Tennis might not realize what it will miss most about Rafael Nadal now that he has announced his retirement following the November Davis Cup finals. Beyond his barely comprehensible success—22 major tournament titles (second all-time among men) in spite of chronic injury; beyond his delightful rivalry with Roger Federer that somehow never included a head-to-head match at the U.S. Open; beyond the early quirky beachcomber pants and sleeveless shirts and ongoing OCD attention to assuring his refreshment bottles were precisely placed courtside, there was a Nadal humility and respect rare among elite champions.
After a shocking early upset loss at the 2015 U.S. Open to journeyman Italian Fabio Fognini, Nadal’s analysis was typical, simply acknowledging that Fognini “played great.

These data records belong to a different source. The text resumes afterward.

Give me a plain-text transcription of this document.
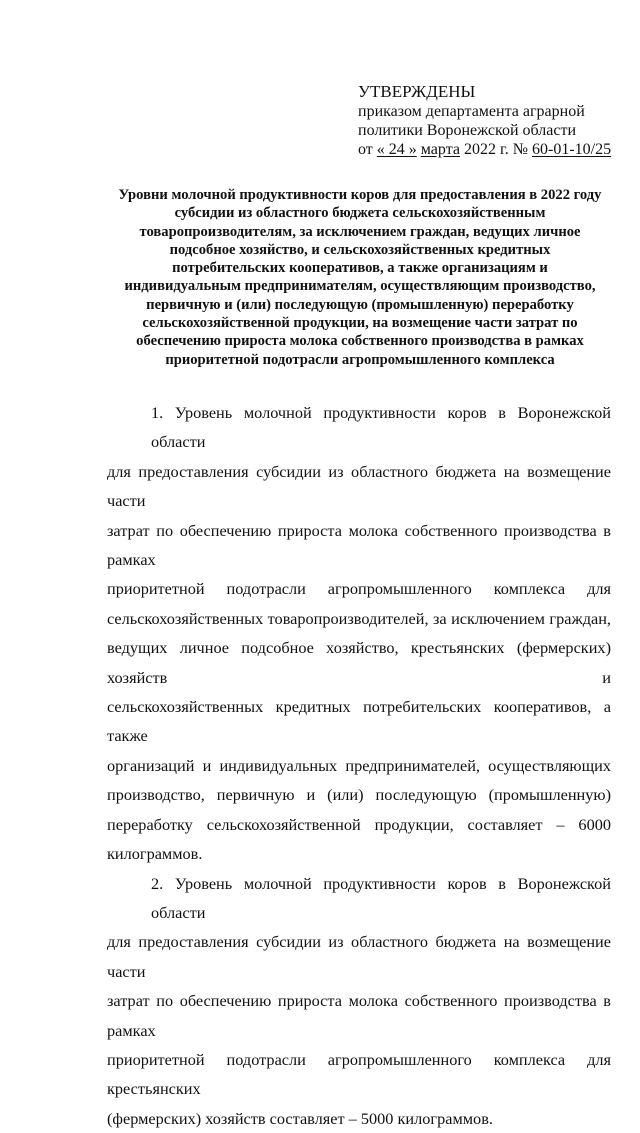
УТВЕРЖДЕНЫ
приказом департамента аграрной
политики Воронежской области
от « 24 » марта 2022 г. № 60-01-10/25
Уровни молочной продуктивности коров для предоставления в 2022 году
субсидии из областного бюджета сельскохозяйственным
товаропроизводителям, за исключением граждан, ведущих личное
подсобное хозяйство, и сельскохозяйственных кредитных
потребительских кооперативов, а также организациям и
индивидуальным предпринимателям, осуществляющим производство,
первичную и (или) последующую (промышленную) переработку
сельскохозяйственной продукции, на возмещение части затрат по
обеспечению прироста молока собственного производства в рамках
приоритетной подотрасли агропромышленного комплекса
1. Уровень молочной продуктивности коров в Воронежской области
для предоставления субсидии из областного бюджета на возмещение части
затрат по обеспечению прироста молока собственного производства в рамках
приоритетной подотрасли агропромышленного комплекса для
сельскохозяйственных товаропроизводителей, за исключением граждан,
ведущих личное подсобное хозяйство, крестьянских (фермерских) хозяйств и
сельскохозяйственных кредитных потребительских кооперативов, а также
организаций и индивидуальных предпринимателей, осуществляющих
производство, первичную и (или) последующую (промышленную)
переработку сельскохозяйственной продукции, составляет – 6000
килограммов.
2. Уровень молочной продуктивности коров в Воронежской области
для предоставления субсидии из областного бюджета на возмещение части
затрат по обеспечению прироста молока собственного производства в рамках
приоритетной подотрасли агропромышленного комплекса для крестьянских
(фермерских) хозяйств составляет – 5000 килограммов.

It was not a match that I lost, even if I had opportunities. It’s a match that he wins. So, accept. Not happy that he played better than me, but that’s what happened. That’s it.”
As his career began to wind down and he stalked Federer’s then-record 20 Grand Slam tournaments championships, Nadal was both philosophical and reasonable. “As I always say to you and is true: I would love to be the one to have more, yes. But you cannot be all day frustrated, or all day thinking about what’s your neighbor have better than you. You have to be happy with yourself. You have to do your way. If you are the one to achieve more, fantastic. If not, at least I give my best during all of my career. That’s all.”
Head-to-head, he eventually came out ahead of Federer, 24-16, though Novak Djokovic—the third of the 21st Century’s Big Three in men’s tennis—has passed them both with 24 major titles. But what made Nadal so appealing was his commitment to the moment, rather than history. He always was a one-point-at-a-time, one stroke-at-a-time player, and his disposition never changed.
He surpassed $60 million in career earnings, yet old champion Jimmy Connors once noted how “Nadal plays like he’s broke.”
There was a menace in his tennis, a dastardly persistence enhanced by a forehand groundstroke that could make your top spin. John Yandell, who for years used high-speed cameras to study tennis-ball rotation, pinpointed how it took “about a second for Rafa’s ball to get to [his opponent’s] strings. From .85 to 1.2 seconds. In that time, the ball turns over 50 to 60 times”—which worked out to between 3,000 and 3,600 revolutions per minute.
“It’s hard to believe that could actually be true,” But the topspin it produced was so severe that the ball “surged up from Nadal’s toes, more of an arc,” Yandell analyzed, “heavier but just as fast….If you look at his big bolo swing…my hypothesis is he’s increasing the sidespin as well” so that opponents were forced to strike the ball “at shoulder level or higher at times, and they may be a foot off the ground when they hit it….The full effect of the spin destroys your contact point.”
And still the fascinating dichotomy was how Nadal’s charging-bull-at-Pamplona playing style—goring opponents competitively and psychologically—didn’t jive with his declaration that he was having such a great time. “I love the sport like a spectator,” he often said. “So to have a chance to go on court in big stadiums that I saw on the TV when I was a kid always is really special for me.”
Each match, each point, Nadal said, was “not about experience, not about pressure or any of that stuff. It’s always about playing well. That’s it.”
There was a lot to appreciate about Nadal, who turned pro as a teen and played the tour for 23 years. (In 2017, South African veteran Kevin Anderson, then 31, made it to the U.S. Open final only to be thrashed by Nadal and said to him, “I know we’re the same age, but I fell I’ve been watching you my whole life.”)
Nadal had hip surgery, tendinitis in both knees; wrist, back, forearm, elbow, ankle and foot maladies as well as an abdominal tear that forced him out of a Wimbledon semifinal—and still made it to 38 with a high-intensity physical style. If his body hadn’t reached the moment where, as he put it, “raises a white flag,” he said he would have carried on. “Even though your head wants to keep going, your body says this is as far as it goes.”
It’s what has been described as the “little death” that awaits all athletes, long before they will shuffle off this mortal coil. But, boy, it was fun while it lasted. And not just for Nadal. That’s it.